Apesar da rejeição, os números mostram que pelo menos metade da população estaria disposta a tomar qualquer uma das vacinas mencionadas, independentemente do país de origem. A Sinovac, de origem chinesa, teve resultados positivos em uma pesquisa com 50 mil voluntários na China, segundo o governo de São Paulo. De acordo com o governo paulista, a vacina é segura e não apresentou reações adversas significativas. Nos estudos clínicos que estão sendo feitos no Brasil desde o dia 21 de julho, também não foi registrada reação adversa grave.
As vacinas, ainda em fase de testes, são a maior esperança para conter o coronavírus no país e no mundo.

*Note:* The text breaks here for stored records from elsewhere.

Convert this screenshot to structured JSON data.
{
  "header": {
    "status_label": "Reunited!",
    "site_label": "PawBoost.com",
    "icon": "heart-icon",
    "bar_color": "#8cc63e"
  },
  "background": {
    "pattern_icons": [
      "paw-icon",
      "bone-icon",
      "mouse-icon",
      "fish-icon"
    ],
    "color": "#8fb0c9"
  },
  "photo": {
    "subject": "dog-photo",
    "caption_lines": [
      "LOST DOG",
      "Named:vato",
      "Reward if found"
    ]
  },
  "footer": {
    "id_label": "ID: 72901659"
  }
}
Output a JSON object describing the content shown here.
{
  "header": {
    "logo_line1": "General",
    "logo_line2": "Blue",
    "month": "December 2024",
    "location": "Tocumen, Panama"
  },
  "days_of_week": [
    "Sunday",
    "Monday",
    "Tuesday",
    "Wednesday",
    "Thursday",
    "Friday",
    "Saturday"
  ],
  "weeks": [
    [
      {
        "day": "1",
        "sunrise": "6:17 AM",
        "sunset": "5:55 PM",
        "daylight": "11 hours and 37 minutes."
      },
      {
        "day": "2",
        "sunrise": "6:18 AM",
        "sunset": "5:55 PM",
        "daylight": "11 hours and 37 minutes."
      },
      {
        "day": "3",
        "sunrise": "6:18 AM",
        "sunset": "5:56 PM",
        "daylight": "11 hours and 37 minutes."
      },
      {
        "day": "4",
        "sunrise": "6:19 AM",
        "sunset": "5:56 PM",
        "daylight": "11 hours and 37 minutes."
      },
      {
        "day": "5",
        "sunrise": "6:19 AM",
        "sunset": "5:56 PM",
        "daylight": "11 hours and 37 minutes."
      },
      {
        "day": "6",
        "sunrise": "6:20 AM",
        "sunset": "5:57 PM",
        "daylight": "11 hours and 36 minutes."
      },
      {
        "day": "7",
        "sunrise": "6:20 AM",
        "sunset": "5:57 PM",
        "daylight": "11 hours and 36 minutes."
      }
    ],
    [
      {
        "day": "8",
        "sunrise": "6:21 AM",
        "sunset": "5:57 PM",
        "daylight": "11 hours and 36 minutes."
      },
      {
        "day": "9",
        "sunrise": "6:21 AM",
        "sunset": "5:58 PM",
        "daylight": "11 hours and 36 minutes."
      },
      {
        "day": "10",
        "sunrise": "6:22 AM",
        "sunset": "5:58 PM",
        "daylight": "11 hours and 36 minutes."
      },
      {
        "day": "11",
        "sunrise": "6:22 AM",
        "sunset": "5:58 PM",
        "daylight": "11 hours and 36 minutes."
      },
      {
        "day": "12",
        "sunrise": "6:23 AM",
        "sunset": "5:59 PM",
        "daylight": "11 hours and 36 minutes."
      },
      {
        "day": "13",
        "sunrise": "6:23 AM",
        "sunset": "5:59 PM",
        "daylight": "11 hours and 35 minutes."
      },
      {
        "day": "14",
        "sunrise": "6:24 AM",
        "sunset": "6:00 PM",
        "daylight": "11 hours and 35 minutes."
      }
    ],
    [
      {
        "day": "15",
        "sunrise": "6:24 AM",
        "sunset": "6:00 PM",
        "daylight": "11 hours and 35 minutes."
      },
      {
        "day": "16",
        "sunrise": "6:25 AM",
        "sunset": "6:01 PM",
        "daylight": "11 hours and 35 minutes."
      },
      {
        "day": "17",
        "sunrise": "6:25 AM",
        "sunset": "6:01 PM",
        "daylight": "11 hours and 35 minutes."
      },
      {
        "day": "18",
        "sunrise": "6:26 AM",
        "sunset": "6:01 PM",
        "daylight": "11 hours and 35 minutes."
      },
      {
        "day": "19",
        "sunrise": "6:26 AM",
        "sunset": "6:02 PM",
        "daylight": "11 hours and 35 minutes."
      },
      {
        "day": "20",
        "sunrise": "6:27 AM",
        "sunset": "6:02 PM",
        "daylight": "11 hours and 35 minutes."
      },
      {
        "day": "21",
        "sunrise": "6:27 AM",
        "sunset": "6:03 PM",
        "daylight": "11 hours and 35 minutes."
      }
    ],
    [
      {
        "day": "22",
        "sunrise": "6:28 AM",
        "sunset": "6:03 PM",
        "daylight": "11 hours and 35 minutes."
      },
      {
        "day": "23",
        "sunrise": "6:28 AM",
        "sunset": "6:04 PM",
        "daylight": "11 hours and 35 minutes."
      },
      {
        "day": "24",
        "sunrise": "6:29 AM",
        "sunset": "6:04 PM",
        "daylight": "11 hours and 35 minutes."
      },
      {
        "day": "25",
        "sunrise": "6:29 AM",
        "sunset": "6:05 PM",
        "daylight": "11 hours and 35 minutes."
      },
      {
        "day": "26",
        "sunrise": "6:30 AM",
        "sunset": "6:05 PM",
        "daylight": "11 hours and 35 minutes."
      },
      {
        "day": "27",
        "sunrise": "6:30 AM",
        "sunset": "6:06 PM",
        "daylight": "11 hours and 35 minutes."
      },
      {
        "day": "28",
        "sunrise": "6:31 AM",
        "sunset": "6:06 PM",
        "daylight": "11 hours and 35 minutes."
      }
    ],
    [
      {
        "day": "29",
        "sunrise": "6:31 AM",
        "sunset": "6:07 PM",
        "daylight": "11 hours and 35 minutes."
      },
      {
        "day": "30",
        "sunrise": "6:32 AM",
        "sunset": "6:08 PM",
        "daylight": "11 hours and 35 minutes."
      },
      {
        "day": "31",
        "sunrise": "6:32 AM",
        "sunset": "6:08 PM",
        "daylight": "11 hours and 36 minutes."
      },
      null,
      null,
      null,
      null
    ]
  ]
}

No início de setembro, o presidente Jair Bolsonaro afirmou que “ninguém é obrigado a tomar vacina”, mas uma lei sancionada por ele mesmo em fevereiro estabelece a determinação de realização compulsória de vacinação e outras medidas profiláticas “para enfrentamento da emergência de saúde pública de importância internacional decorrente do coronavírus”.
Além desta, há várias legislações que estabelecem vacinação obrigatória. No Brasil, a vacinação compulsória de crianças e adultos pode ser determinada pelas autoridades sanitárias e cabe ao Ministério da Saúde determinar quais vacinas são ou não obrigatórias em cada região do país e para circulação no território.
Desinformação pode matar
Para o virologista Rômulo Neris, doutorando em imunologia e inflamação na Universidade Federal do Rio de Janeiro, a rejeição da população tem a ver, inicialmente, com duas grandes causas: a geração atual cresceu em um ambiente em que as vacinas já controlam doenças graves há décadas. “Muitas doenças que nos afetaram por muito tempo já foram controladas e hoje o peso dessas doenças, prevenidas por meio de vacinas, é menor”. A outra é a proliferação de informações falsas na área da saúde.
“As fake news associadas à saúde acabam contribuindo para a formação de uma opinião pública que não é cientificamente embasada. É um risco muito grande, porque esse tipo de desinformação é capaz de não só causar danos à sociedade, mas também matar. Não há nenhum indício de que vacinas possam apresentar malefícios a longo prazo.”
O especialista ressalta que o método da vacina chinesa Sinovac é um dos mais antigos que existe, que consiste em injetar vírus inativados por agentes químicos ou físicos no organismo, fazendo com que o sistema imunológico identifique o invasor e produza defesas contra ele. Mesmo método usado em vacinas como a da gripe, por exemplo.
“Essa tendência de opinião pode ter a ver com a ideia de que a China foi colocada em descrédito por líderes como o presidente dos EUA Donald Trump, que responsabiliza o país pela pandemia. Acham que o vírus veio de lá e, portanto, a vacina não seria confiável. Por isso é importante ressaltar que é praticamente impossível saber de onde o vírus vai surgir. E também que não existe tecnologia para fabricar um vírus em laboratório que tenha esse grau de especificidade da doença. Esse vírus já circula em animais há muitos anos.”